ANY CHANCE FOR an impartial, blue-ribbon study of the impact of gambling on this country vanished when Congress' two top Republicans chose extremists on both ends of the social spectrum for this federal panel. President Clinton compounded the problem this month by naming three more members who are far from impartial. And, finally, the congressional GOP leaders finished the debacle by choosing an ardent social conservative to chair this panel.

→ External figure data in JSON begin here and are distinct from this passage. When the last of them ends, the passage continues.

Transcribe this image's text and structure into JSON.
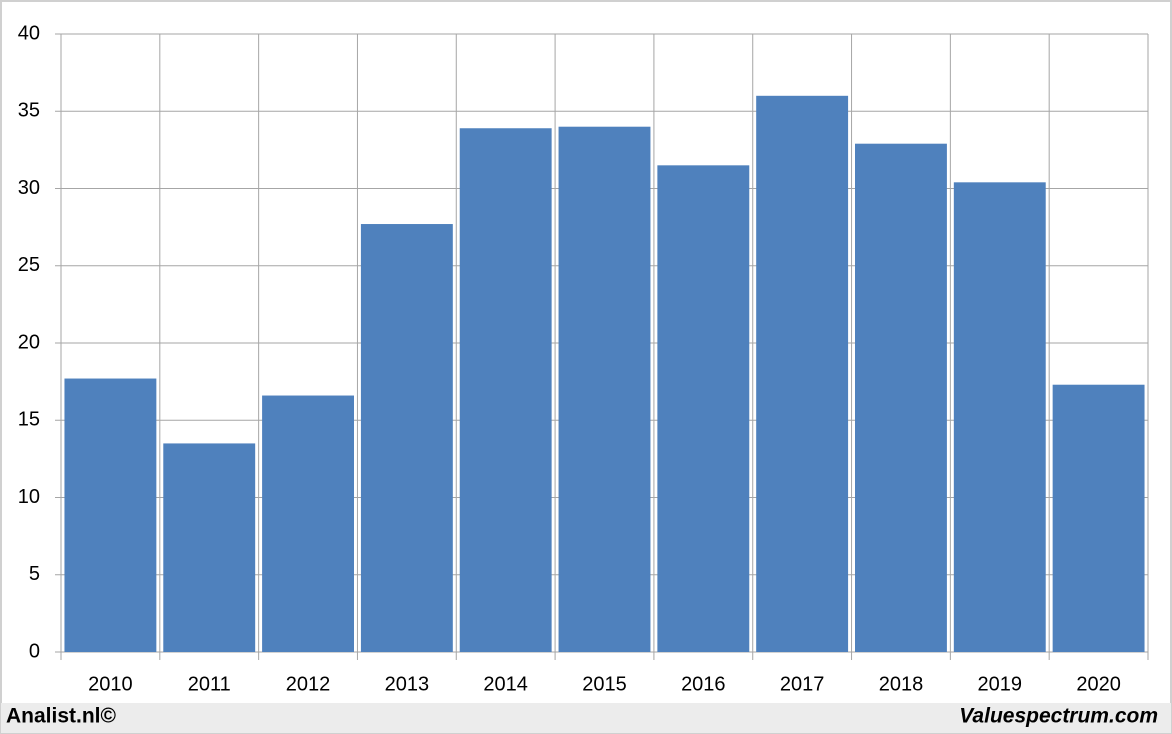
{
  "chart_data": {
    "type": "bar",
    "categories": [
      "2010",
      "2011",
      "2012",
      "2013",
      "2014",
      "2015",
      "2016",
      "2017",
      "2018",
      "2019",
      "2020"
    ],
    "values": [
      17.7,
      13.5,
      16.6,
      27.7,
      33.9,
      34.0,
      31.5,
      36.0,
      32.9,
      30.4,
      17.3
    ],
    "color": "#4f81bd",
    "ylim": [
      0,
      40
    ],
    "yticks": [
      0,
      5,
      10,
      15,
      20,
      25,
      30,
      35,
      40
    ],
    "grid": true,
    "annotations": [
      "Analist.nl©",
      "Valuespectrum.com"
    ]
  }
}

Instead of giving Americans a solid, down-the-middle analysis of the implications of casinos, slots parlors, sports betting and lotteries, this panel will be incapable of agreeing on much of anything. Look at the line-up:
The CEO of the nation's biggest casino; the head of Nevada's Gaming Control Board; a union leader of casino workers; a Native American official whose tribe runs bingo games; ex-politicians from New Jersey and California who opposed gambling, and three Christian fundamentalists adamantly against gambling.

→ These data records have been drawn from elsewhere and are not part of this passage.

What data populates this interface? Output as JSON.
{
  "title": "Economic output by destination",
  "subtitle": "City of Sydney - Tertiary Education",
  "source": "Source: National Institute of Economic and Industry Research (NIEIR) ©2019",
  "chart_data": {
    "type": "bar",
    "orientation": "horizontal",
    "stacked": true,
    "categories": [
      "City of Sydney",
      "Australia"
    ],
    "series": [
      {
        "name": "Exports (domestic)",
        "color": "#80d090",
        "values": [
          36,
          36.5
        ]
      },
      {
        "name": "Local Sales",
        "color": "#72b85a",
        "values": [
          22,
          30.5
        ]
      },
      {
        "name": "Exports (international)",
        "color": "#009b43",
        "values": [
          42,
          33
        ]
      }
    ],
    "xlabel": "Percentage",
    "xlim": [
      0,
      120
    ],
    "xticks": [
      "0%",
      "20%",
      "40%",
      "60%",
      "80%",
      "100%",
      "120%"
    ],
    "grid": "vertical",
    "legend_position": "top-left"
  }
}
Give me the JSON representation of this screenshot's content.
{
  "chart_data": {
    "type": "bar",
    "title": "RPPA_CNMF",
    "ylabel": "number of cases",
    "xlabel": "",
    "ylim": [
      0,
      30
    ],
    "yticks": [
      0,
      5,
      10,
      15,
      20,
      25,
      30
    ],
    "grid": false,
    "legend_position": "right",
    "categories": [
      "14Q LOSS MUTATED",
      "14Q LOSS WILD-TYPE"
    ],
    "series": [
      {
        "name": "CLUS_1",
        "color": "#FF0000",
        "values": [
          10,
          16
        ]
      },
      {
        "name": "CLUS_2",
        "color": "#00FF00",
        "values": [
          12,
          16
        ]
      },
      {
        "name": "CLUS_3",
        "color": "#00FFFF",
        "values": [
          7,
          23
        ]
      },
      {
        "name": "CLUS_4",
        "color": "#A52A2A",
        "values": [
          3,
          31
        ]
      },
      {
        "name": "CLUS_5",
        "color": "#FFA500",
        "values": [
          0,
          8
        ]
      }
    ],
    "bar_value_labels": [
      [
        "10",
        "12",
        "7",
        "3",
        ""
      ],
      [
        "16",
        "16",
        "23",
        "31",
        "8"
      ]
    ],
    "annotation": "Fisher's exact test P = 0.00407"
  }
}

They come to this task with strongly held beliefs. They can't afford to change their views, regardless of the information turned up by commission staff over the next two years. They have vested interests in seeing their own positions included in the final report. Every conclusion will be contested in a minority report.

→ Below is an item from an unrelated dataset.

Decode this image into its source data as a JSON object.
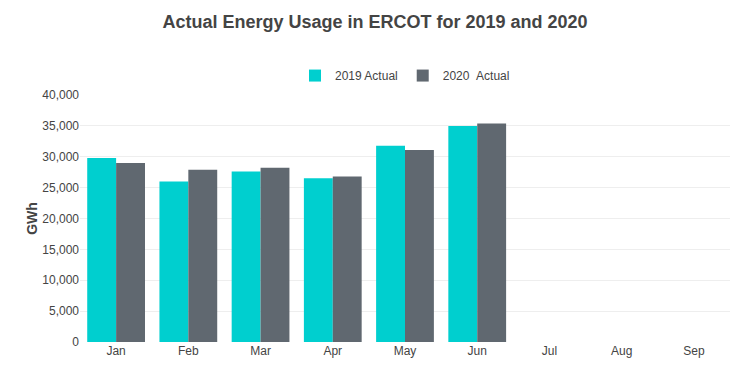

This commission has been star-crossed from the start. Casino lobbyists fought vehemently to kill the notion of a gambling study; Nevada's two senators were especially active. Then Senate Majority Leader Trent Lott and House Speaker Newt Gingrich delayed making their appointments, and the president waited nine months before he named his three selections.
What an embarrassment. A panel filled with advocates and closed-minded members. The group's hearings ought to be hilarious, as pro- and anti-gambling commissioners take turns disparaging the other's witnesses. Voting sessions should be a stitch.
Those looking for a comprehensive analysis of what gambling has done to American society won't be happy, though. This commission could be a two-year waste of time and millions in taxpayer dollars. The president and congressional leaders bear full responsibility.